Il romanzo esordisce con una telefonata tra marito e moglie (David e Katie Carr), una di quelle telefonate pesanti, insopportabili, tipiche di una coppia in crisi che non trova un linguaggio comune, un dialogo sereno, ma che anzi trasforma ogni piccola incomprensione in un motivo di discussione. Hornby tratteggia un uomo e una donna che si conoscono bene, che hanno due figli (Molly e Tom), che non tollerano più i reciproci difetti, che vogliono separarsi, ma che non riescono a fare il passo decisivo e finale in questa direzione. Lei così buona, così generosa per la sua professione di medico (anche se infedele e spesso distaccata) e lui così egoista, nervoso e infelice… finché nella loro vita arriva D. J. BuoneNuove, un miracoloso guaritore terapista alternativo che in un attimo mette fine al mal di schiena decennale di David e all’inguaribile eczema di Molly. È il primo passo di una trasformazione radicale non solo dell’uomo (così beneficamente colpito dal “fluido” di BuoneNuove da far temere alla moglie un tumore al cervello), ma di tutta la famiglia e questa situazione contingente crea un nuovo interesse da parte di Katie nei confronti del marito che porterà a un riavvicinamento su nuove prospettive. David diventa improvvisamente “buono”… sin troppo. Scopre il tradimento della moglie e lo tollera, anzi, lo perdona, chiede continuamente scusa per comportamenti presenti e passati, lascia il suo lavoro di giornalista “cattivo” e la sua rubrica di invettive tenuta sul giornale locale (intitolata L’Uomo Più Arrabbiato di Hollloway), decide di dedicare tempo e danaro per quella grossa fetta dell’umanità più povera e disgraziata. E, soprattutto, decide di ospitare BuoneNuove, sfrattato e senza luogo in cui andare. Questa figura di guaritore-stregone con piercing rivoluziona tutto il ménage familiare, che sarà ancor più scombussolato dall’arrivo di Scimmia, il “loro” senzatetto da ospitare, da Rimba Brian e da tanti altri personaggi usciti da un mondo in cui l’esistenza non è semplice. I problemi della famiglia di Katie e David prima si rimpiccioliscono, quasi si annullano in un panorama più grande di infelicità, poi lentamente riemergono e l’unico modo per superarli sarà, paradossalmente, liberarsi della bontà in eccesso.
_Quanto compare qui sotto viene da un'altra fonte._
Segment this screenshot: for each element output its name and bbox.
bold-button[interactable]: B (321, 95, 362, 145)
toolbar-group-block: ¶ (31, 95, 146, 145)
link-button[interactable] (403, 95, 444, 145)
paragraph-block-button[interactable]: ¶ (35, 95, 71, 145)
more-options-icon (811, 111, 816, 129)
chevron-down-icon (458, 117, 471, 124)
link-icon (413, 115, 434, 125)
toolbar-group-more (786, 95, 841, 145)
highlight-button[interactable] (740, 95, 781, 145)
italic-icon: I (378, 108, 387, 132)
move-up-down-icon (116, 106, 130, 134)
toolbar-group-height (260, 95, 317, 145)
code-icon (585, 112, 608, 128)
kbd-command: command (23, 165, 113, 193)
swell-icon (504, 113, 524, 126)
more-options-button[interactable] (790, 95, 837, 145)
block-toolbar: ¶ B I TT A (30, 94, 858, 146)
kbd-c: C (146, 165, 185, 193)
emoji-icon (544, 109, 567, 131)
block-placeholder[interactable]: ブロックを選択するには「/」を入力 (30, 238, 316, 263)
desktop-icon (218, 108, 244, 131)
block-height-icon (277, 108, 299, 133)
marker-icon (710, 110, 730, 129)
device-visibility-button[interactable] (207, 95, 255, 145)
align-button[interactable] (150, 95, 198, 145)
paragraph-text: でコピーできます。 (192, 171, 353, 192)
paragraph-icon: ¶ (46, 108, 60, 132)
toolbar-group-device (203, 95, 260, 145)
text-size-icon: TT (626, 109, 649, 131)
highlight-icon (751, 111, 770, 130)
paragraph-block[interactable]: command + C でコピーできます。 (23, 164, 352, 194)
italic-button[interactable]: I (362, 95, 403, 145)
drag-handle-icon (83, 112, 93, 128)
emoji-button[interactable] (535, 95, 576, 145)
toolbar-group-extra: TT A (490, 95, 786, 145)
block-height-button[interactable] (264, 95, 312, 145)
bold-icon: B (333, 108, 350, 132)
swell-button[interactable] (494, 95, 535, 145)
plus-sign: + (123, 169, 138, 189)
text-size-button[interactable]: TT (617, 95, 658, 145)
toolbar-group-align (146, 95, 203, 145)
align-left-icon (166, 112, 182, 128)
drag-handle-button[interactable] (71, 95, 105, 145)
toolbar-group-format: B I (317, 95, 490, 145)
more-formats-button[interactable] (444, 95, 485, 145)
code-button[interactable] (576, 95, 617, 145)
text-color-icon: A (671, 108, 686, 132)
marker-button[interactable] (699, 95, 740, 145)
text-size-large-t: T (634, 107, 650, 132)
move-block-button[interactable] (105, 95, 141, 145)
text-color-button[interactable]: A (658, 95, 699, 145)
Ancora una volta la vena ironica di Hornby colpisce nel segno e fa riflettere senza nessun atteggiamento didascalico. Un romanzo interessante e divertente, anche se non tutti pensano che si tratti dell’opera migliore dell’autore inglese quarantaquattrenne. “Il suo ritratto della famiglia media alle prese con il bello e il brutto della vita coniugale – ha scritto Giuseppe Culicchia su Tuttolibri de La Stampa – per quanto pieno di umanità, pare tuttavia meno sentito rispetto ai romanzi precedenti, scritto più con la testa che col cuore”. Forse è il prezzo da pagare alla maturità, alla consapevolezza, all’esperienza di vita che fa riflettere più con la testa che con il cuore, organo quest’ultimo caratteristico della gioventù.